Пушкин вынул из внутреннего кармана слуховой рожок и приставил к стене.

Доносились голоса, но слов было не разобрать. Пришлось обходить дом, чтобы не быть замеченным из окна, и по стволу сохнущей айвы лезть наверх. С дерева Пушкин перепрыгнул на крышу. Упал удачно – на мягкую солому. Обняв трубу, Александр медленно выдохнул, успокаивая сердцебиение. Снова вынул слуховой рожок, отогнул латунные скобы на узком его конце и вытянул оттуда длинный кожаный шланг, прежде сложенный в рожке. Сунув один конец шланга в ухо, Пушкин стал медленно опускать болтающийся на другом конце рожок в дымоход.

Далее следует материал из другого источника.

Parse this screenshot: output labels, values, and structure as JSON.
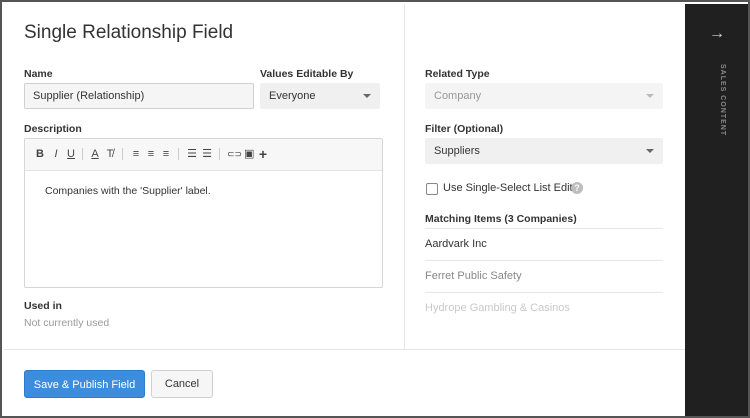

В это время Енисеев, потерявший Француза из виду, покинул укрытие, прошёлся вдоль плетня, как бы прогуливаясь, увидел Пушкина на крыше, округлил глаза, но тут же собрался и неспешно двинулся в обратную сторону. Этого хватило, чтобы бородатый Миров в доме шепнул:

– Тише! За домом следят. На крыше ещё один. Говорим о живописи и медленно уходим.

– Ну я, к слову сказать, не могу назвать ни одного выдающегося русского мариниста, – услышал Александр далёкий голос.

– Вас погубит скромность, Андрей Васильевич!

Донёсся шум.

– Помогите-ка… Я уложу кисти. Благодарю вас. Ну вот, ничего не забыли?

Пушкин махнул Раевскому, и тот, коротко кивнув, вынул пистолет.

Дом взорвался.


Цветком раскрылись стены, распираемые изнутри жарким чудищем, не желающим более таиться; сломало и выбросило высоко вверх балки крыши, мгновенно вспыхнувшая солома рухнула внутрь, туда, где прежде были комнаты. Камни, ещё недавно составлявшие печь, разлетелись шрапнелью, и лишившееся преграды пламя вырвалось и поднялось – громадное, тёмное.

Александр Раевский откатился, закрывая лицо, оглушённый и ослеплённый. Тут же вскочил и бросился к горящим развалинам. Енисеев, чёрный от копоти, с обгоревшими усами, уже оттаскивал первое бревно, будто надеялся вручную разобрать огненную гробницу Француза. Но тут из дыма к ногам Максим Максимыча с диким криком выкатился в горящем сюртуке Пушкин. На него набросились, стали тушить, засыпать в четыре руки песком.

Пушкина спасли солома и балки, замедлившие падение. В результате сгорели брови, были серьезно обожжены правая рука и левая щека, правая щека неглубоко порезана. От костюма осталось чуть меньше, чем от аммонитских городов после ухода войска Давидова.